30 de junio de 2018

El monje

Cuando los fotógrafos nos escondemos frente a una carroñada solemos esperar con especial expectación a un señor de aspecto serio y orgulloso, de genio rudo y trato difícil; bronco, huraño. El buitre negro (Aegypius monachus) es un carroñero escaso que no cuenta ni con la décima parte de parejas reproductoras que su compañero de fatigas, el buitre leonado. Mientras que de este último contamos en la Península Ibérica con una población cercana a las diez y ocho mil parejas, del buitre negro rondan solo las mil trescientas, aunque afortunadamente parece que en franca recuperación. Sin lugar a dudas este aspecto de su estado de conservación le confiere una notoria relevancia para el naturalista, que siempre presta más interés a aquellas especies que precisan de una mayor protección. Pero es que, además, ostenta otros atributos peculiares que se vienen a sumar a su precaria situación poblacional. Por un lado, es el mayor ave voladora de Europa y una de las más grandes del mundo tras albatros y cóndores andinos, alcanzando casi los tres metros de envergadura.

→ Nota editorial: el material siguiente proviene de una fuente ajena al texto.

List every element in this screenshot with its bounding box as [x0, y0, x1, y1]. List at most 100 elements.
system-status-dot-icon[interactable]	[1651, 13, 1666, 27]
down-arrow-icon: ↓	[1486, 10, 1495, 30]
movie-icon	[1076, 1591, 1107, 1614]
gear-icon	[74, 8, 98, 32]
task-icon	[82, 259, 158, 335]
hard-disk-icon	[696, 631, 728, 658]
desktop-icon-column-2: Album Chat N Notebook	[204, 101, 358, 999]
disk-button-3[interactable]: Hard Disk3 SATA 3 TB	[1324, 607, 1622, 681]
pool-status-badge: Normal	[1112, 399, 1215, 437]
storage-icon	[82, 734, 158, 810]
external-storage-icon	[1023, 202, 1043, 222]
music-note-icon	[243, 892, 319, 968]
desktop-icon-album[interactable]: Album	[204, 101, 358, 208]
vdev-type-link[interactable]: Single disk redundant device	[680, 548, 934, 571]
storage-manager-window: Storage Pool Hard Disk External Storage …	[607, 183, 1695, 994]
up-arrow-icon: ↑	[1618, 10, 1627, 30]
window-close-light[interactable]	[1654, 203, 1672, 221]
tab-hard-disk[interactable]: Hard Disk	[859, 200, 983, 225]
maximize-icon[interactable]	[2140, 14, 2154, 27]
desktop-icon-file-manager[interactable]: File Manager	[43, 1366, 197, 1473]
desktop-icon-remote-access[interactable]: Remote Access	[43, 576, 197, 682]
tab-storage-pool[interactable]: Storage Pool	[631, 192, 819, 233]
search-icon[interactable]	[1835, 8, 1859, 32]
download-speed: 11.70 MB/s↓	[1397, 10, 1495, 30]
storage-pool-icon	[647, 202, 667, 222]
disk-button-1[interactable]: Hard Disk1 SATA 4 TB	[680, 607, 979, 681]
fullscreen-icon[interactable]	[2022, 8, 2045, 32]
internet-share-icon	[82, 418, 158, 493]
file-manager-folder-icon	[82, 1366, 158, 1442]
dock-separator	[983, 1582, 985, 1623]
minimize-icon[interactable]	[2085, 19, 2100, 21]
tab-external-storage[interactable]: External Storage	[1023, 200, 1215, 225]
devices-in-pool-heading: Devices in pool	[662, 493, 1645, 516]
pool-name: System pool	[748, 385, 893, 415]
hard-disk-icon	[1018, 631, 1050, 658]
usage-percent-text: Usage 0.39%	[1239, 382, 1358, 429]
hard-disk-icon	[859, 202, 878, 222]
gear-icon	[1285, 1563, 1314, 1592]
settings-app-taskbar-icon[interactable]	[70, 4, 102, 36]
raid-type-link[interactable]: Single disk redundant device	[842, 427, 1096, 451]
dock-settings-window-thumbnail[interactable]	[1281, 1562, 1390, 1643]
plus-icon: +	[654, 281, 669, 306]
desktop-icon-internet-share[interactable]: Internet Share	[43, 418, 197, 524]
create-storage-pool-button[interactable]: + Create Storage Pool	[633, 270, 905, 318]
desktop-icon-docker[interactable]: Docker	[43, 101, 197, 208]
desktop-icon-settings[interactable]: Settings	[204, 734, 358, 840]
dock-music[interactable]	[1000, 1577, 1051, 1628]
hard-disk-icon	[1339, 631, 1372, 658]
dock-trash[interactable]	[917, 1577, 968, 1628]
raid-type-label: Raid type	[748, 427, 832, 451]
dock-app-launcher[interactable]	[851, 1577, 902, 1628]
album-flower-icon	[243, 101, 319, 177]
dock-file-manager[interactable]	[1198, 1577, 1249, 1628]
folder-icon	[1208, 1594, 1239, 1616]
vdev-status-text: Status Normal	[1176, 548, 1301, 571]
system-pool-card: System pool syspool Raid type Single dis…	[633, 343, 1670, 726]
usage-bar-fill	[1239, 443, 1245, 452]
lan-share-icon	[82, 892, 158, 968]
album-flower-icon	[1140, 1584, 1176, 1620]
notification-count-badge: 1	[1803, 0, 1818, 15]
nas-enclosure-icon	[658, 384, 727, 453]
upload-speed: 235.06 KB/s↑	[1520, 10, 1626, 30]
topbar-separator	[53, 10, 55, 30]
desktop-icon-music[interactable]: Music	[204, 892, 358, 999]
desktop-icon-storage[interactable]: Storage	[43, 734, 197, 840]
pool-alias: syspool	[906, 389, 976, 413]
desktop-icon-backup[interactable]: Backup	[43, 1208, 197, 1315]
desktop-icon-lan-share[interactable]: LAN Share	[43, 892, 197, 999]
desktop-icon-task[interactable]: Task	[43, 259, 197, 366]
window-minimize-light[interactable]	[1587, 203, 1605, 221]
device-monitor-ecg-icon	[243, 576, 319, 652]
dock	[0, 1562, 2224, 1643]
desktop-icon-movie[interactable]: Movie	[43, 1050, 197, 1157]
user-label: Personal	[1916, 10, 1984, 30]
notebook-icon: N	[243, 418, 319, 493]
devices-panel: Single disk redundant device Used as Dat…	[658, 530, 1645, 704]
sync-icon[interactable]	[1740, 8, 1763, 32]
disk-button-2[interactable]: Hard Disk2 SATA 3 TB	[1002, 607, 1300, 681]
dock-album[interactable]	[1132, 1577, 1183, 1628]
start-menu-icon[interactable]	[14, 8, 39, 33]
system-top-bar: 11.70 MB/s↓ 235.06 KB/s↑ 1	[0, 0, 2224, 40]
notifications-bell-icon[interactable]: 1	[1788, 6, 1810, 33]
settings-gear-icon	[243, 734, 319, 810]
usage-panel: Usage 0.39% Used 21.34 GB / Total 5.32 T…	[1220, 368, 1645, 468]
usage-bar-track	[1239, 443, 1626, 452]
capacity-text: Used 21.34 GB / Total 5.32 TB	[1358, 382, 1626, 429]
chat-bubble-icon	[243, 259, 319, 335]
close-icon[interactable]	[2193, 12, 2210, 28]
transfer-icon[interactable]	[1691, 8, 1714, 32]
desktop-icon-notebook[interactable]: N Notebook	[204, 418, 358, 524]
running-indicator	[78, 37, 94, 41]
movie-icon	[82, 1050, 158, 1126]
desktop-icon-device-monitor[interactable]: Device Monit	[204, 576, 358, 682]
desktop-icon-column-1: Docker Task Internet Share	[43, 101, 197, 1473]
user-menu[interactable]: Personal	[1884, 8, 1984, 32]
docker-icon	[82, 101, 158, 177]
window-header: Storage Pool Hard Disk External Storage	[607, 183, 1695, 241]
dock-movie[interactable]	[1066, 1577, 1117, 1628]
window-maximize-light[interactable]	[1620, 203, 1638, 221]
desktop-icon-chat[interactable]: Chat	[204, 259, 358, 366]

Resulta ser mucho menos gregaria que el leonado, apareciendo en las carroñas en menor número que aquel (exceptuando allí donde una gran colonia de buitre negro está cercana). Tiene unos hábitos alimenticios algo diferentes a los del leonado -digamos que es un poco más exquisito a la hora de sentarse en la mesa, escogiendo con preferencia la carne a las vísceras-, alimentándose a menudo de carroñas muy pequeñas. Se agrupa en dispersas colonias de cría en densas masas forestales de algunas serranías sobre todo del Centro-Oeste peninsular, donde construyen enormes plataformas sobre la copa de los árboles. Por si fueran poco sugestivas todas estas particularidades, exhibe un porte sobrio y elegante, propiciado en gran medida por las plumas que adornan erizadas la parte posterior de su cuello y que le otorgan ese cariz a la vez aristocrático y severo. Todo ello hace que para un fotógrafo el buitre negro sea una verdadera tentación. Personalmente los considero unos animales realmente bellos, en especial los jóvenes del año, con su cabeza prácticamente negra.

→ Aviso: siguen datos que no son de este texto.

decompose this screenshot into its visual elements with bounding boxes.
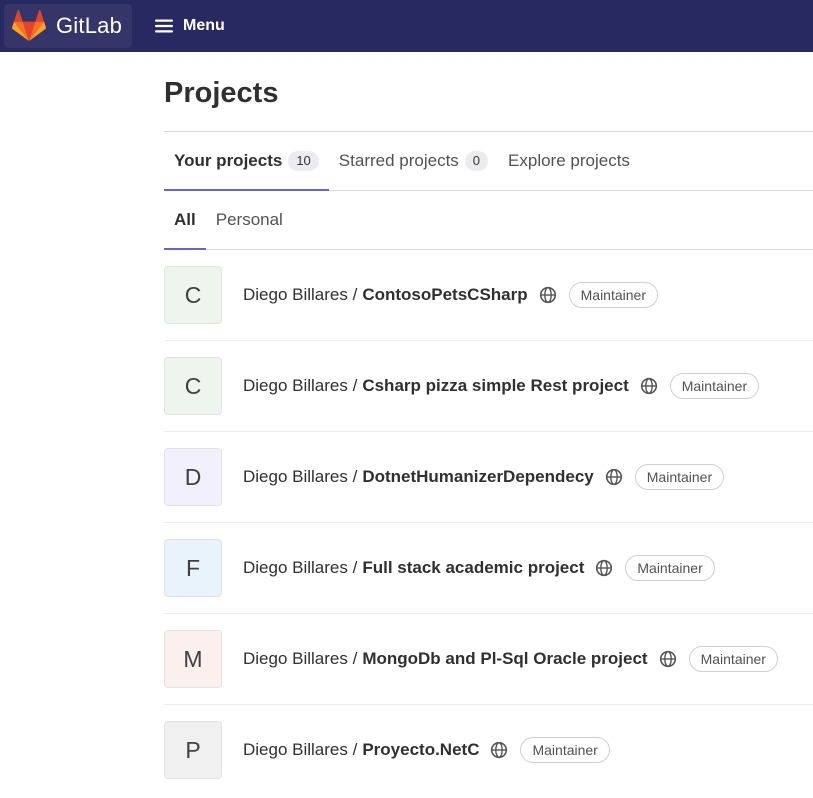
hamburger-icon — [155, 19, 174, 33]
globe-icon — [539, 286, 556, 304]
project-namespace[interactable]: Diego Billares / — [243, 649, 357, 669]
tab-label: Personal — [215, 210, 283, 229]
project-avatar[interactable]: F — [164, 539, 222, 597]
role-badge: Maintainer — [568, 282, 658, 308]
count-badge: 0 — [464, 151, 489, 171]
project-avatar[interactable]: M — [164, 630, 222, 688]
role-badge: Maintainer — [634, 464, 725, 490]
role-badge: Maintainer — [669, 373, 760, 399]
project-avatar[interactable]: D — [164, 448, 222, 506]
project-list: C Diego Billares / ContosoPetsCSharp Mai… — [164, 250, 813, 795]
project-name-link[interactable]: MongoDb and Pl-Sql Oracle project — [362, 649, 647, 669]
project-row: C Diego Billares / Csharp pizza simple R… — [164, 341, 813, 432]
tab-explore-projects[interactable]: Explore projects — [498, 132, 640, 190]
project-avatar[interactable]: P — [164, 721, 222, 779]
project-row: M Diego Billares / MongoDb and Pl-Sql Or… — [164, 614, 813, 705]
tab-all[interactable]: All — [164, 191, 206, 250]
count-badge: 10 — [288, 151, 319, 171]
tab-personal[interactable]: Personal — [206, 191, 293, 249]
tab-label: All — [174, 210, 196, 229]
project-row: P Diego Billares / Proyecto.NetC Maintai… — [164, 705, 813, 795]
globe-icon — [640, 377, 657, 395]
menu-label: Menu — [183, 17, 225, 34]
tab-label: Starred projects — [338, 151, 459, 170]
project-name-link[interactable]: Proyecto.NetC — [362, 740, 479, 760]
tab-label: Explore projects — [508, 151, 630, 170]
project-name-link[interactable]: Full stack academic project — [362, 558, 584, 578]
project-avatar[interactable]: C — [164, 266, 222, 324]
role-badge: Maintainer — [688, 646, 778, 672]
role-badge: Maintainer — [520, 737, 610, 763]
tab-label: Your projects — [174, 151, 283, 170]
project-row: D Diego Billares / DotnetHumanizerDepend… — [164, 432, 813, 523]
globe-icon — [605, 468, 622, 486]
project-row: F Diego Billares / Full stack academic p… — [164, 523, 813, 614]
project-name-link[interactable]: Csharp pizza simple Rest project — [362, 376, 628, 396]
tab-starred-projects[interactable]: Starred projects 0 — [329, 132, 498, 190]
globe-icon — [491, 741, 508, 759]
project-row: C Diego Billares / ContosoPetsCSharp Mai… — [164, 250, 813, 341]
globe-icon — [596, 559, 613, 577]
role-badge: Maintainer — [625, 555, 715, 581]
top-navbar: GitLab Menu — [0, 0, 813, 52]
menu-button[interactable]: Menu — [154, 16, 225, 36]
project-namespace[interactable]: Diego Billares / — [243, 558, 357, 578]
filter-tabs: All Personal — [164, 191, 813, 250]
project-tabs: Your projects 10 Starred projects 0 Expl… — [164, 131, 813, 191]
gitlab-home-link[interactable]: GitLab — [4, 4, 133, 48]
page-title: Projects — [164, 77, 279, 109]
project-namespace[interactable]: Diego Billares / — [243, 740, 357, 760]
project-namespace[interactable]: Diego Billares / — [243, 376, 357, 396]
main-content: Projects Your projects 10 Starred projec… — [164, 52, 813, 795]
project-name-link[interactable]: DotnetHumanizerDependecy — [362, 467, 593, 487]
project-avatar[interactable]: C — [164, 357, 222, 415]
tab-your-projects[interactable]: Your projects 10 — [164, 132, 329, 191]
gitlab-logo-icon — [12, 10, 46, 42]
project-namespace[interactable]: Diego Billares / — [243, 467, 357, 487]
globe-icon — [659, 650, 676, 668]
gitlab-logo-text: GitLab — [56, 13, 123, 38]
project-namespace[interactable]: Diego Billares / — [243, 285, 357, 305]
project-name-link[interactable]: ContosoPetsCSharp — [362, 285, 527, 305]
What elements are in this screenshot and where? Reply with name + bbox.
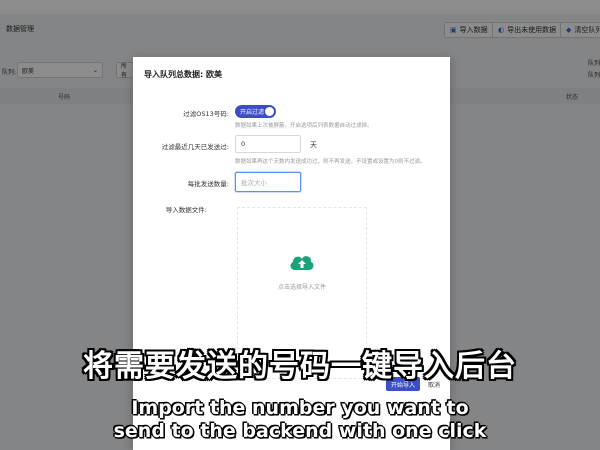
subtitle-english-line1: Import the number you want to — [131, 397, 469, 419]
upload-label: 导入数据文件: — [165, 206, 207, 214]
days-unit: 天 — [310, 141, 317, 149]
dropzone-text: 点击选择导入文件 — [277, 284, 326, 291]
batch-size-label: 每批发送数量: — [187, 180, 229, 188]
days-filter-hint: 数据如果再这个天数内发送成功过，则不再发送。不设置或设置为0则不过滤。 — [235, 159, 426, 165]
cloud-upload-icon — [290, 256, 314, 270]
filter-os13-hint: 数据如果上次被屏蔽，开启选项后列表数据自动过滤掉。 — [235, 123, 373, 129]
days-filter-value: 0 — [241, 140, 246, 148]
filter-os13-toggle[interactable]: 开启过滤 — [235, 105, 276, 118]
toggle-text: 开启过滤 — [240, 109, 265, 116]
days-filter-label: 过滤最近几天已发送过: — [161, 143, 229, 151]
days-filter-input[interactable]: 0 — [235, 135, 301, 153]
batch-size-placeholder: 批次大小 — [241, 179, 267, 187]
toggle-knob — [265, 107, 274, 116]
subtitle-english-line2: send to the backend with one click — [113, 420, 487, 442]
modal-title: 导入队列总数据: 欧美 — [144, 70, 222, 79]
subtitle-chinese: 将需要发送的号码一键导入后台 — [83, 349, 517, 384]
filter-os13-label: 过滤OS13号码: — [183, 110, 229, 118]
import-modal: 导入队列总数据: 欧美 过滤OS13号码: 开启过滤 数据如果上次被屏蔽，开启选… — [133, 57, 450, 450]
batch-size-input[interactable]: 批次大小 — [235, 172, 301, 192]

Todo esto se me agolpa en la cabeza cuando a lo largo de varias carroñadas en dos ubicaciones diferentes busco encuadres y gestos que inmortalizar. Sigo y persigo a los ejemplares con el objetivo, los espío y los vigilo, esperando una pose, un gesto o un comportamiento. Caliento el sensor de la cámara con continuas ráfagas desde el escondrijo intentando plasmar en bits digitales ese empaque de personaje duro que siempre transmite esta especie y que a mí tanto me engancha; ese semblante ceñudo y áspero, sí, como de señor serio y orgulloso.